Nearly 70% of the overall no/low-alcohol growth between 2022 and 2026 is expected to be in the no-alcohol beer/cider category. The majority of this will come from the US and Japan, whereas no-alcohol wine growth is expected to be more fragmented, but positive, across markets. No-alcohol spirits will also see some dynamic growth.
Low-alcohol is expected to grow at a 2% volume CAGR in 2022–26, driven by the low-alcohol beer and wine categories. The dominant driver of low-alcohol wine is the US.
Consumer base
Millennials are consuming the most no/low alcohol beverages.
It is common for consumers to switch between alcohol and no/low, with 78% of no/low consumers saying they also drink full-strength alcohol; of which 41% are classified as ‘substituters’ who choose no/low products when avoiding alcohol on certain occasions.
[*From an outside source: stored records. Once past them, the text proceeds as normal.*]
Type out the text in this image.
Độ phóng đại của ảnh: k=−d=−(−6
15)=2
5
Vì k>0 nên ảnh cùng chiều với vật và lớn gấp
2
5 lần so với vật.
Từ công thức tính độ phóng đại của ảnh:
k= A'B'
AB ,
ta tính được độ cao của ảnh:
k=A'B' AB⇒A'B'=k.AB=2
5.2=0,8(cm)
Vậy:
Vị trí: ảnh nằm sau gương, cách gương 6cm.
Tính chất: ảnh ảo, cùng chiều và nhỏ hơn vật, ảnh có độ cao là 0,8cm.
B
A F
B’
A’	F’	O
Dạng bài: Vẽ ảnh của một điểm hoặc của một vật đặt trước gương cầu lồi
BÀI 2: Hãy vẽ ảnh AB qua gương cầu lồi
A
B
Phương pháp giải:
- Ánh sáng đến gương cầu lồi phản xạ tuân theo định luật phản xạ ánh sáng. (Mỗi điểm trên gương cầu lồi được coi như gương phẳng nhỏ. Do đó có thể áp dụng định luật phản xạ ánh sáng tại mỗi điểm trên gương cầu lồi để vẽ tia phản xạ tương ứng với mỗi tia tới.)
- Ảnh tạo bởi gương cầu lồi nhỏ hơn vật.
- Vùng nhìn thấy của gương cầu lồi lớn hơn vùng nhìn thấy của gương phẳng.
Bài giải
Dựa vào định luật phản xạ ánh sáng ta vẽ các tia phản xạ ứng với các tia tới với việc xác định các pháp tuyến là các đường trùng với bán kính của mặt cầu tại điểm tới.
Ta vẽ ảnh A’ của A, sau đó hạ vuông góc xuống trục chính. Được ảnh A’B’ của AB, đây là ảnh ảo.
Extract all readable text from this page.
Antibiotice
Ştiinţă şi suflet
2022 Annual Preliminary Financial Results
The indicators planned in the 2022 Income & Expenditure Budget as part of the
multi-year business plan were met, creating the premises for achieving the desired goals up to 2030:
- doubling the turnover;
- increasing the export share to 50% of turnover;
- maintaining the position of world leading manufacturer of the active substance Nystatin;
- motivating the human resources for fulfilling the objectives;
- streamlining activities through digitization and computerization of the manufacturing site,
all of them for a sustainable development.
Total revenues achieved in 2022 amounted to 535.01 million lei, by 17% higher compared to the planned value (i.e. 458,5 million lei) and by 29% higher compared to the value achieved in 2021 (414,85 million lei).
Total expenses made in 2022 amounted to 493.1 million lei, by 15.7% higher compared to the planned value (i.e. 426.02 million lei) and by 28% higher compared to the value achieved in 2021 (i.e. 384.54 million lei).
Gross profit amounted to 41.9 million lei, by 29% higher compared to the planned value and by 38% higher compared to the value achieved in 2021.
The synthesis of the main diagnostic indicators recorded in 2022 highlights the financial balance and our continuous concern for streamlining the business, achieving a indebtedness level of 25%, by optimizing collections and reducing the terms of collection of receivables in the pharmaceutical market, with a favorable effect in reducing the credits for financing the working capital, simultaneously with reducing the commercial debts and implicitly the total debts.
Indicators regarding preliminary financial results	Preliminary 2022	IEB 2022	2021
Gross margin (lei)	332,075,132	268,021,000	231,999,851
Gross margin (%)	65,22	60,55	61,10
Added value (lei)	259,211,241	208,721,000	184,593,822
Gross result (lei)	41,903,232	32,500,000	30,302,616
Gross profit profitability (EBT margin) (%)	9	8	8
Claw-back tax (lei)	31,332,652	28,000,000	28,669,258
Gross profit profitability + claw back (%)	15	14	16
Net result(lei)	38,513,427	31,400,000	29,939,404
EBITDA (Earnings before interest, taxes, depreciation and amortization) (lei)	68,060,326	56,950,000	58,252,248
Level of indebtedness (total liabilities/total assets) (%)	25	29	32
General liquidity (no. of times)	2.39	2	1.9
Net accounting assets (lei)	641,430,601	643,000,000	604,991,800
The ‘abstainers’ group, who refrain from alcohol altogether, account for 18% of no/low consumers. This number is rising in nine out of 10 markets, with younger legal drinking age consumers at the fore.
Newer recruits to no/low are increasing their frequency of consumption as the products permeate a wider variety of occasions, such as low-key social settings, no-alcohol alone or unwinding with a partner at home.
With people motivated to drink no/low by lifestyle, rather than necessity, growth is now being driven both by recruitment of new consumers and by greater participation. Daytime consumption of both no- and low-alcohol has increased, signalling potential for the category to expand beyond alcohol-replacement occasions.
“This pattern of avoiding alcohol on certain occasions or altogether is driving no- over low-alcohol growth,” Goldspink said. “Pair this with the rise of functional beverages — often containing ‘mood-enhancing’ adaptogens or nootropics — and the result is a strong outlook for no-alcohol.”
Key challenges
The biggest challenge in the no/low category is one of availability. No/low products lack visibility in mainstream trade and there is often confusion about where they should be displayed among retailers, whether it be with soft drinks or on their own. In both channels, the choice of products is often limited.
Cost has become less of a barrier for the category, dropping from 14% in 2021 to 7% in 2022. Despite the cost-of-living crisis, cost as a barrier to purchase currently remains unchanged among those who do consume no/low drinks. Where no/low is established, prices are similar to equivalent full-strength alcohol categories.
Product innovation
While many approaches so far involve modification of alcohol by volume, some no/low producers are focusing on innovation in packaging, functional benefits and flavour to allow brands to keep consumers within their portfolios.
Examples of these include sliding ABV scales and multipacks, the use of botanicals to create more intense flavour and the introduction of spirit alternatives across a wider range of categories, such as aperitifs, dark spirits and agave.
Some product messaging has shifted from the absence of alcohol to flavour and other functional benefits such as added nootropics, vitamins and adaptogens. Some mixer brands are also broadening their range to offer products that can be enjoyed without a spirit or spirit alternative.